For each Medicaid payor type and the uninsured, HHSC will sum the
result of clause (ii)(III) of this subparagraph and the result of
clause (iii)(III) of this subparagraph plus organ acquisition costs
to determine the total cost.
(2) Calculation of the full-offset payment ceiling.
(A) Total hospital cost. HHSC will sum the total cost
for all Medicaid payor types and the uninsured from paragraph (1)(C)(iv)
of this section to determine the total hospital cost for Medicaid
and the uninsured.
(B) Total hospital payments. HHSC will reduce the total
hospital cost under subparagraph (A) of this paragraph by total payments
from all payor sources, including graduate medical services and out-of-state
payments. HHSC shall reduce the total hospital cost by supplemental
payments or uncompensated-care waiver payments (excluding payments
associated with pharmacies, clinics, and physicians) attributed to
the hospital for the program year to prevent total interim payments
to a hospital for the program year from exceeding the state payment
cap for that program year.
(C) Inflation adjustment. HHSC will trend each hospital's
full-offset payment ceiling using the inflation update factor. HHSC
will trend each hospital's state payment cap from the midpoint of
the data year to the midpoint of the program year.
(3) Calculation of the Recoupment Prevention Payment
Ceiling.
(A) Total hospital cost. HHSC will calculate total
cost in accordance with Section 1923(g) of the Social Security Act.
For example, starting with the program period beginning October 1,
2022, HHSC will sum the total cost from paragraph (1)(C)(iv) for the
Medicaid primary payor type and the uninsured only.
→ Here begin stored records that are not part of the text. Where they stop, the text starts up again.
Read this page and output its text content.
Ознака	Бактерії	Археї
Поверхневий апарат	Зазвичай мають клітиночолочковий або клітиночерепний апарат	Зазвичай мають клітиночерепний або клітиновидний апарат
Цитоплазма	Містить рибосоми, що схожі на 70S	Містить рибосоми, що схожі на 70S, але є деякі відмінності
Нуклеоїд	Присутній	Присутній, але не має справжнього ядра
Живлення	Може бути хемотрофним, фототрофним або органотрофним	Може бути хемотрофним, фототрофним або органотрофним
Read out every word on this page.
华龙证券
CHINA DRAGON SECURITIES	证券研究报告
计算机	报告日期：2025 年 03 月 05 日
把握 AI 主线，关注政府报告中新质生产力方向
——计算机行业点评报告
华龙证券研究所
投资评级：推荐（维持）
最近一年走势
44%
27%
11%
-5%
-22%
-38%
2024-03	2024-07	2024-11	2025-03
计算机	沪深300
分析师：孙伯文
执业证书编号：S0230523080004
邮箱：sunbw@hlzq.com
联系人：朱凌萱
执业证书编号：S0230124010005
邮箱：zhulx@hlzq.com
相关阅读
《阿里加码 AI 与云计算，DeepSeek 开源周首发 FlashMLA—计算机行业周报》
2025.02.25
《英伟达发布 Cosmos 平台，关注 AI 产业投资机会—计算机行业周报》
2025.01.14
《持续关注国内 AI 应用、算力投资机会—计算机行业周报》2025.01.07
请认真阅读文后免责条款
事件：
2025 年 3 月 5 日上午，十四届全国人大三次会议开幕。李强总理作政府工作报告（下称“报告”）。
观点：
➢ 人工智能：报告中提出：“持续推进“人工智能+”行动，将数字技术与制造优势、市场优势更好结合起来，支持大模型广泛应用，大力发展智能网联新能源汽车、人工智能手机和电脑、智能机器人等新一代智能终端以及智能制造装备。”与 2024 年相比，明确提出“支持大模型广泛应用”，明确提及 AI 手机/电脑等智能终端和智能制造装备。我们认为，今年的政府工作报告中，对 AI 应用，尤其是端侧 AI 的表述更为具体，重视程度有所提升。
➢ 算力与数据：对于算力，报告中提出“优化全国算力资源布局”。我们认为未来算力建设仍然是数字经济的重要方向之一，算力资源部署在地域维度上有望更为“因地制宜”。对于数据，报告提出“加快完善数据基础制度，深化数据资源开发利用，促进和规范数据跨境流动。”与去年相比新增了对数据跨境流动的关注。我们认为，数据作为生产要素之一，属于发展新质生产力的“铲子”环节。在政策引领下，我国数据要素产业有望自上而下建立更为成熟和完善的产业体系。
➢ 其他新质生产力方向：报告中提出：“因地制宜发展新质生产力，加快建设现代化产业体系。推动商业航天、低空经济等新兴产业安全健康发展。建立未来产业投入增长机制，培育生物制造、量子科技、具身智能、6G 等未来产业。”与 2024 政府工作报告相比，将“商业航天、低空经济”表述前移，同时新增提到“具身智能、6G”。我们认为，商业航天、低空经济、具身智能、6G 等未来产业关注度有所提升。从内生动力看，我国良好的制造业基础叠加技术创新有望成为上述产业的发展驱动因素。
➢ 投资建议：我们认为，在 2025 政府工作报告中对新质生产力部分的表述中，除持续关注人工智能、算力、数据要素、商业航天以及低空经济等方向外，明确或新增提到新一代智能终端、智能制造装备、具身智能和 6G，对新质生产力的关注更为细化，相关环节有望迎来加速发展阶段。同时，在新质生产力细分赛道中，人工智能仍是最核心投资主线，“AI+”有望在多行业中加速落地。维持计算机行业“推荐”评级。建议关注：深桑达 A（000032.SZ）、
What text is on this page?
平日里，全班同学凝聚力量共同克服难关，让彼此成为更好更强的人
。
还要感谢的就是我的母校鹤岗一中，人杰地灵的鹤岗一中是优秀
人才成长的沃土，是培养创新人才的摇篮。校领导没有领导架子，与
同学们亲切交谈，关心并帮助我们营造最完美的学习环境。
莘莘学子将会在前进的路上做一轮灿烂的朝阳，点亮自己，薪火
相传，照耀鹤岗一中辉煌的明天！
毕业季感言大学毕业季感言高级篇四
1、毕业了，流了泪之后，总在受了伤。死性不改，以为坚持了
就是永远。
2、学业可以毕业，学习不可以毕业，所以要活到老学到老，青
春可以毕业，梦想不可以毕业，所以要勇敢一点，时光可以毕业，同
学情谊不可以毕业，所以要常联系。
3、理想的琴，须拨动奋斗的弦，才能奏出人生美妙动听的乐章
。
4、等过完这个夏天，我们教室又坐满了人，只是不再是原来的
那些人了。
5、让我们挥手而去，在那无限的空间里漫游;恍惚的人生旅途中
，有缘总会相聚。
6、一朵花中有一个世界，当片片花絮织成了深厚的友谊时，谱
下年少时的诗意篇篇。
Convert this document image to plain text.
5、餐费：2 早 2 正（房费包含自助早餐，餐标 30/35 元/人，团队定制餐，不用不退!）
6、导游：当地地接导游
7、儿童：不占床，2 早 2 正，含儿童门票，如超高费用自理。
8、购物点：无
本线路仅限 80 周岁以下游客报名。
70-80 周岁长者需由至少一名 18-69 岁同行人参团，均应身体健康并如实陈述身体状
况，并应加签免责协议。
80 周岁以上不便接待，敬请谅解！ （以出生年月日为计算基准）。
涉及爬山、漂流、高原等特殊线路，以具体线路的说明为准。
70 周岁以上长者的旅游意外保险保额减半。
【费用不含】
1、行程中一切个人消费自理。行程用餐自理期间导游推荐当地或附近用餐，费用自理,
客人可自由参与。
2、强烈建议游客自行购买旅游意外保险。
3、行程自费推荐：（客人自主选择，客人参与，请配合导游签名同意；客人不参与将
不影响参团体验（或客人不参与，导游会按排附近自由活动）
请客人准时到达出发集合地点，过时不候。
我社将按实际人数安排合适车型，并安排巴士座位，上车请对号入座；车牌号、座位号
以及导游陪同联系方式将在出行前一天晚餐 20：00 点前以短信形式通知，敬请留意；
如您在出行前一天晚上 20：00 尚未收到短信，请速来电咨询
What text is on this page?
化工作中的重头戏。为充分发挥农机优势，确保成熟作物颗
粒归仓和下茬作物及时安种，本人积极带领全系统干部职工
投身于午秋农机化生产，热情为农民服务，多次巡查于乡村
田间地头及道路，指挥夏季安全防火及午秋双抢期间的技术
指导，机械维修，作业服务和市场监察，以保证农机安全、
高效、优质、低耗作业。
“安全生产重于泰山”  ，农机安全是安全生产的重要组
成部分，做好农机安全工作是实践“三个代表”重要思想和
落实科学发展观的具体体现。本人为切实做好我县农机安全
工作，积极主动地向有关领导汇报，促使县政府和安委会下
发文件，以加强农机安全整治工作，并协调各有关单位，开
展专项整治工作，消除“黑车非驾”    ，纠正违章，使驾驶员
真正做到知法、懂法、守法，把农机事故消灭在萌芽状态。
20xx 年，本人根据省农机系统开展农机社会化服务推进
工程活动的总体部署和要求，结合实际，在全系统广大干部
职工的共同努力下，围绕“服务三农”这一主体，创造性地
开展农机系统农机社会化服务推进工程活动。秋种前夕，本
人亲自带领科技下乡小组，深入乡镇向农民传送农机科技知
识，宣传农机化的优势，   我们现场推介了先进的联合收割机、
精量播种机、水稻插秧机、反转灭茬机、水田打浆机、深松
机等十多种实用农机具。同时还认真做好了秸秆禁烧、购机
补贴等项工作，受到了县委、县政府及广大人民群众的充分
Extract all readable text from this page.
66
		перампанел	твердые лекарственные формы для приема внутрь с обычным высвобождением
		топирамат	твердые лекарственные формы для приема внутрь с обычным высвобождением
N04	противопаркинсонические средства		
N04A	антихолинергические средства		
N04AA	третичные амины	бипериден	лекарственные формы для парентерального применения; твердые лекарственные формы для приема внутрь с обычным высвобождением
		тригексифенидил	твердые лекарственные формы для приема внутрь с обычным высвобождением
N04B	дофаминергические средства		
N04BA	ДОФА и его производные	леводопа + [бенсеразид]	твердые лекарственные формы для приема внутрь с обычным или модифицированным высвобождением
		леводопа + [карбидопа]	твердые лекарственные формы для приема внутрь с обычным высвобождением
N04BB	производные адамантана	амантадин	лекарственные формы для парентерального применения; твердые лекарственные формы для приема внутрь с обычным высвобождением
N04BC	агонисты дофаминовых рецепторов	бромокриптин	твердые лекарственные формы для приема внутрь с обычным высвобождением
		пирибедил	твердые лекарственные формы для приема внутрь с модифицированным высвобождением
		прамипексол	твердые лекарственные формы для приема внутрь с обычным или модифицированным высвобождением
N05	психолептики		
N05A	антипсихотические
(B) Total hospital payments. HHSC will reduce the total
hospital cost under subparagraph (A) of this paragraph by total payments
in accordance with Section 1923(g) of the Social Security Act. For
example, starting with the program period beginning October 1, 2022,
HHSC will reduce the total hospital cost under subparagraph (A) of
this paragraph by the total payments from Medicaid and the uninsured,
including graduate medical services and out-of-state payments. HHSC
shall reduce the total hospital cost by supplemental payments or uncompensated-care
waiver payments (excluding payments associated with pharmacies, clinics,
and physicians) attributed to the hospital for the program year to
prevent total interim payments to a hospital for the program year
from exceeding the state payment cap for that program year.
(C) Inflation adjustment. HHSC will trend each hospital's
recoupment prevention payment ceiling using the inflation update factor.
HHSC will trend each hospital's state payment cap from the midpoint
of the data year to the midpoint of the program year.